Time domain analysis of locomotive bearing fault state

Locomotive Rolling experimental study, the use of rolling bearings and having a normal fault of rolling bearing outer peel, were vibration signal acquisition and processing. Vibration signals by different states presented under two conditions, time domain and frequency domain analysis, to find fault frequency, to determine the fault condition, and then verify the reliability and accuracy of the Institute fault diagnosis method employed.

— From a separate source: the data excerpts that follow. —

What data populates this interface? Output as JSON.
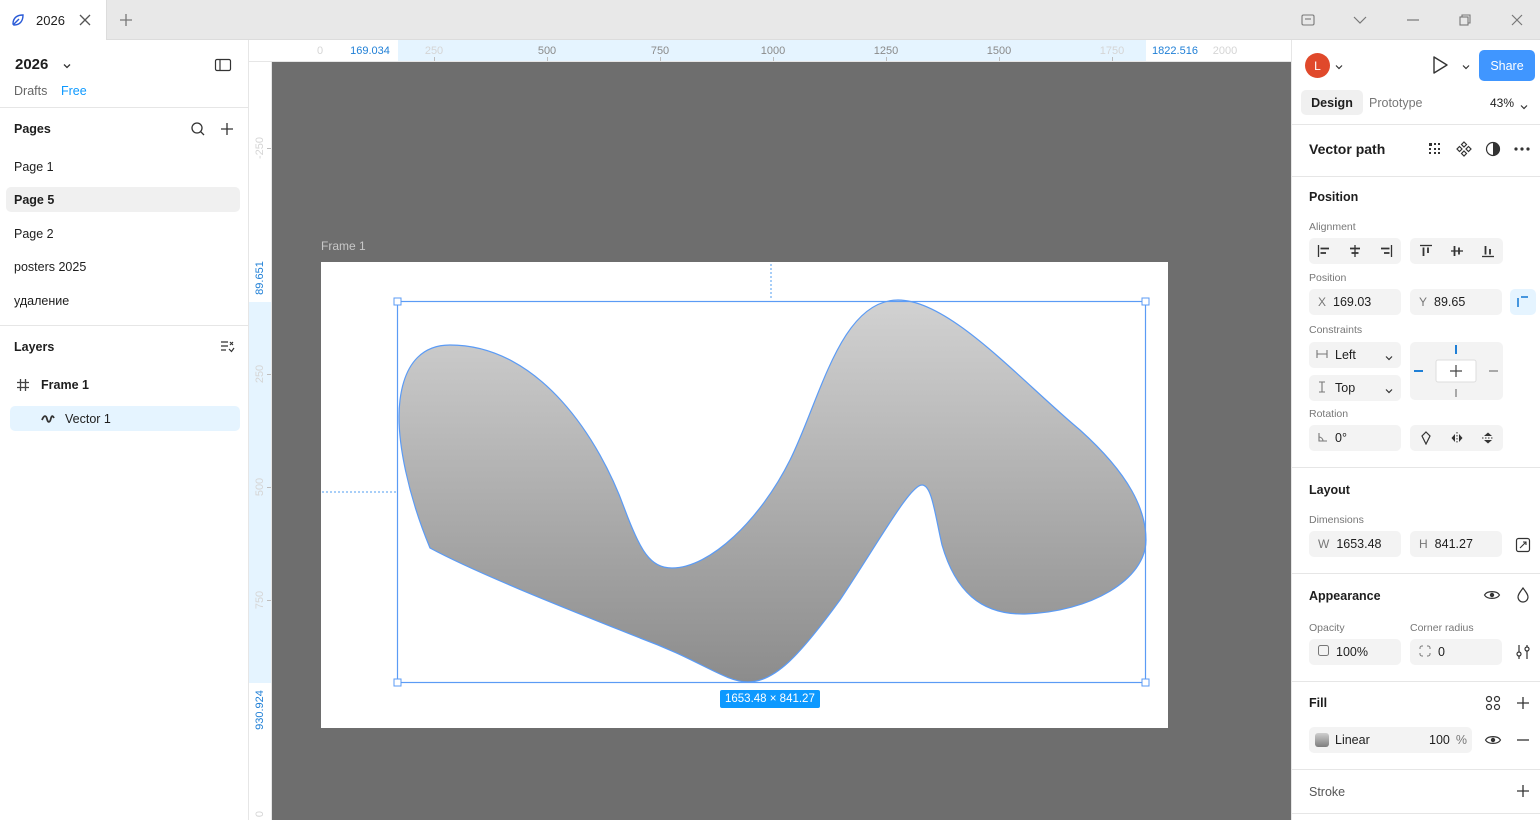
{
  "tab": {
    "title": "2026"
  },
  "file": {
    "name": "2026",
    "location": "Drafts",
    "plan": "Free"
  },
  "pages": {
    "title": "Pages",
    "items": [
      {
        "label": "Page 1",
        "active": false
      },
      {
        "label": "Page 5",
        "active": true
      },
      {
        "label": "Page 2",
        "active": false
      },
      {
        "label": "posters 2025",
        "active": false
      },
      {
        "label": "удаление",
        "active": false
      }
    ]
  },
  "layers": {
    "title": "Layers",
    "frame": "Frame 1",
    "vector": "Vector 1"
  },
  "rulers": {
    "top": [
      "0",
      "169.034",
      "250",
      "500",
      "750",
      "1000",
      "1250",
      "1500",
      "1750",
      "1822.516",
      "2000"
    ],
    "left": [
      "-250",
      "89.651",
      "250",
      "500",
      "750",
      "930.924",
      "0"
    ]
  },
  "canvas": {
    "frame_label": "Frame 1",
    "size_badge": "1653.48 × 841.27",
    "fill_gradient": [
      "#d2d2d2",
      "#8c8c8c"
    ],
    "selection_color": "#5b9bf5"
  },
  "toolbar": {
    "avatar_letter": "L",
    "avatar_color": "#e0492b",
    "share_label": "Share",
    "tabs": [
      "Design",
      "Prototype"
    ],
    "zoom": "43%"
  },
  "selection": {
    "title": "Vector path"
  },
  "position": {
    "title": "Position",
    "alignment_label": "Alignment",
    "position_label": "Position",
    "x_prefix": "X",
    "x": "169.03",
    "y_prefix": "Y",
    "y": "89.65",
    "constraints_label": "Constraints",
    "horizontal": "Left",
    "vertical": "Top",
    "rotation_label": "Rotation",
    "rotation": "0°"
  },
  "layout": {
    "title": "Layout",
    "dimensions_label": "Dimensions",
    "w_prefix": "W",
    "w": "1653.48",
    "h_prefix": "H",
    "h": "841.27"
  },
  "appearance": {
    "title": "Appearance",
    "opacity_label": "Opacity",
    "opacity": "100%",
    "radius_label": "Corner radius",
    "radius": "0"
  },
  "fill": {
    "title": "Fill",
    "type": "Linear",
    "opacity": "100",
    "unit": "%"
  },
  "stroke": {
    "title": "Stroke"
  }
}
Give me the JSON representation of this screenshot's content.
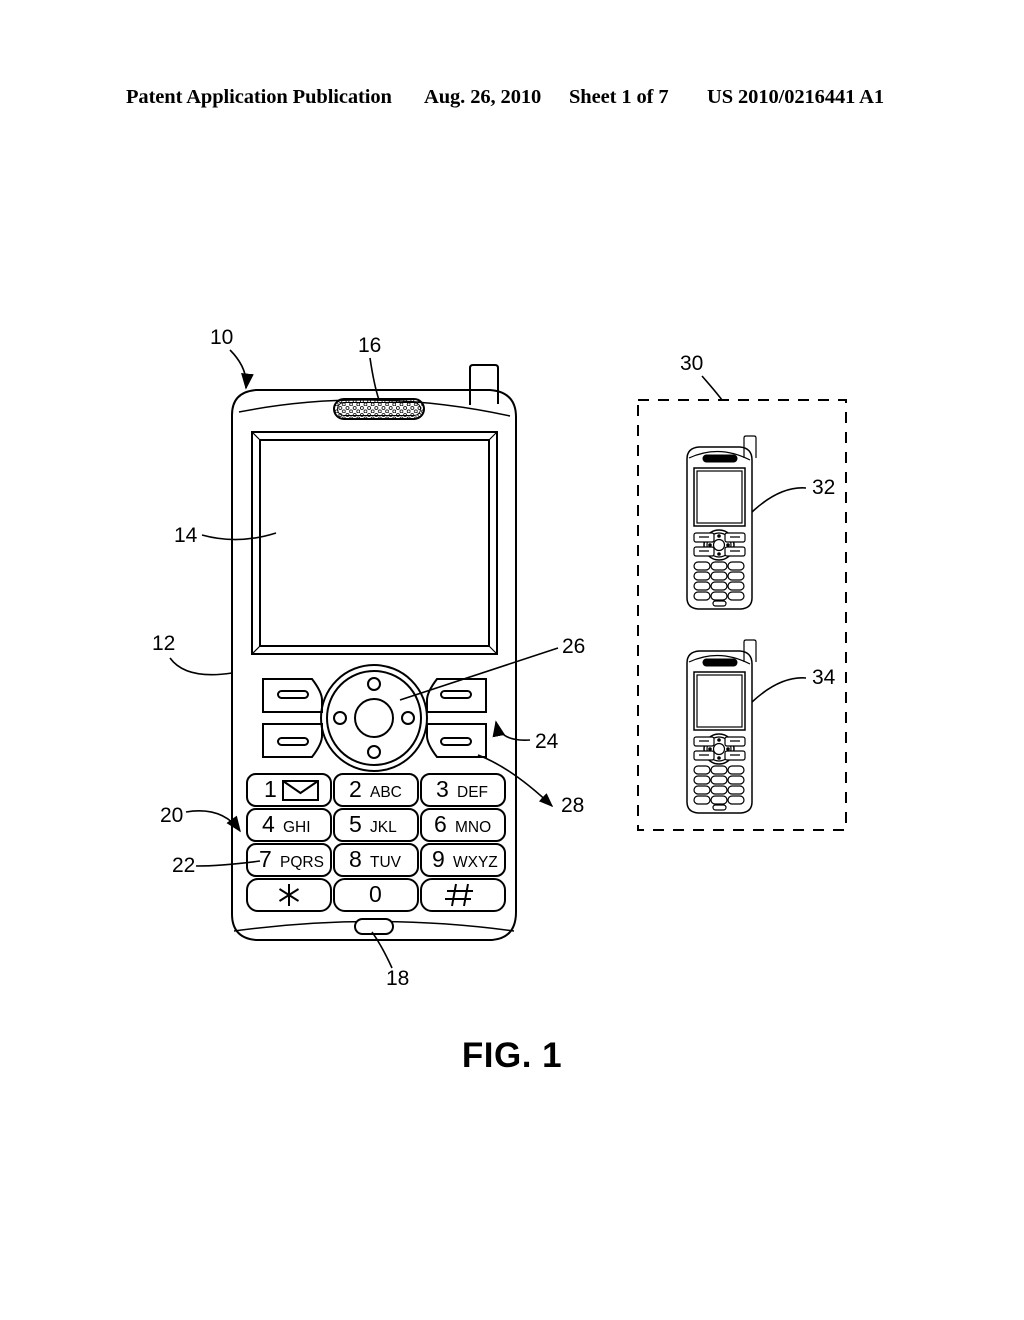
{
  "header": {
    "publication": "Patent Application Publication",
    "date": "Aug. 26, 2010",
    "sheet": "Sheet 1 of 7",
    "patent_number": "US 2010/0216441 A1"
  },
  "figure": {
    "caption": "FIG. 1"
  },
  "reference_numerals": {
    "device": "10",
    "housing": "12",
    "display": "14",
    "speaker": "16",
    "microphone": "18",
    "keypad": "20",
    "key": "22",
    "soft_key": "24",
    "navigation": "26",
    "function_key": "28",
    "group": "30",
    "device_variant_a": "32",
    "device_variant_b": "34"
  },
  "keypad": {
    "keys": [
      {
        "num": "1",
        "alpha": "",
        "icon": "envelope-icon"
      },
      {
        "num": "2",
        "alpha": "ABC",
        "icon": ""
      },
      {
        "num": "3",
        "alpha": "DEF",
        "icon": ""
      },
      {
        "num": "4",
        "alpha": "GHI",
        "icon": ""
      },
      {
        "num": "5",
        "alpha": "JKL",
        "icon": ""
      },
      {
        "num": "6",
        "alpha": "MNO",
        "icon": ""
      },
      {
        "num": "7",
        "alpha": "PQRS",
        "icon": ""
      },
      {
        "num": "8",
        "alpha": "TUV",
        "icon": ""
      },
      {
        "num": "9",
        "alpha": "WXYZ",
        "icon": ""
      },
      {
        "num": "",
        "alpha": "",
        "icon": "asterisk-icon"
      },
      {
        "num": "0",
        "alpha": "",
        "icon": ""
      },
      {
        "num": "",
        "alpha": "",
        "icon": "hash-icon"
      }
    ]
  },
  "colors": {
    "ink": "#000000",
    "paper": "#ffffff"
  }
}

Rolling from the locomotive in the normal state and fault state vibration signals in time domain waveforms can know: under fault conditions, the rms amplitude of the vibration signal from 146.348 normal state increased to 154.729, showing a slight increase. Accordingly automotive lubricants, can initially conclude Rolling existence of hidden faults, however, to accurately determine what kind of failure is more difficult, the need for further analysis.

The wavelet transform is one of the ways in recent years in signal analysis and processing frequently used. Oil-cooled electric drum Because the wavelet transform in the time domain and frequency domain analysis is partial, so they can more effectively extract information from acquired signals, identifying mutations in components of the signal. By stretching and translation operation method, the wavelet transform allows signal multi-scale detailed analysis, and the signal can be more effective level of noise reduction removes noise.

According to the advantages of wavelet transform research using LabVIEW Advanced Signal Kit discrete wavelet transform function, locomotive rolling bearing vibration signal wavelet noise reduction level is 5, which can reject noise better keep useful information. Then after the signal noise spectrum analysis, according to the locomotive rolling bearing vibration frequency in the frequency domain, combined with the calculated characteristic frequency, it can initially determine the fault condition of rolling bearings.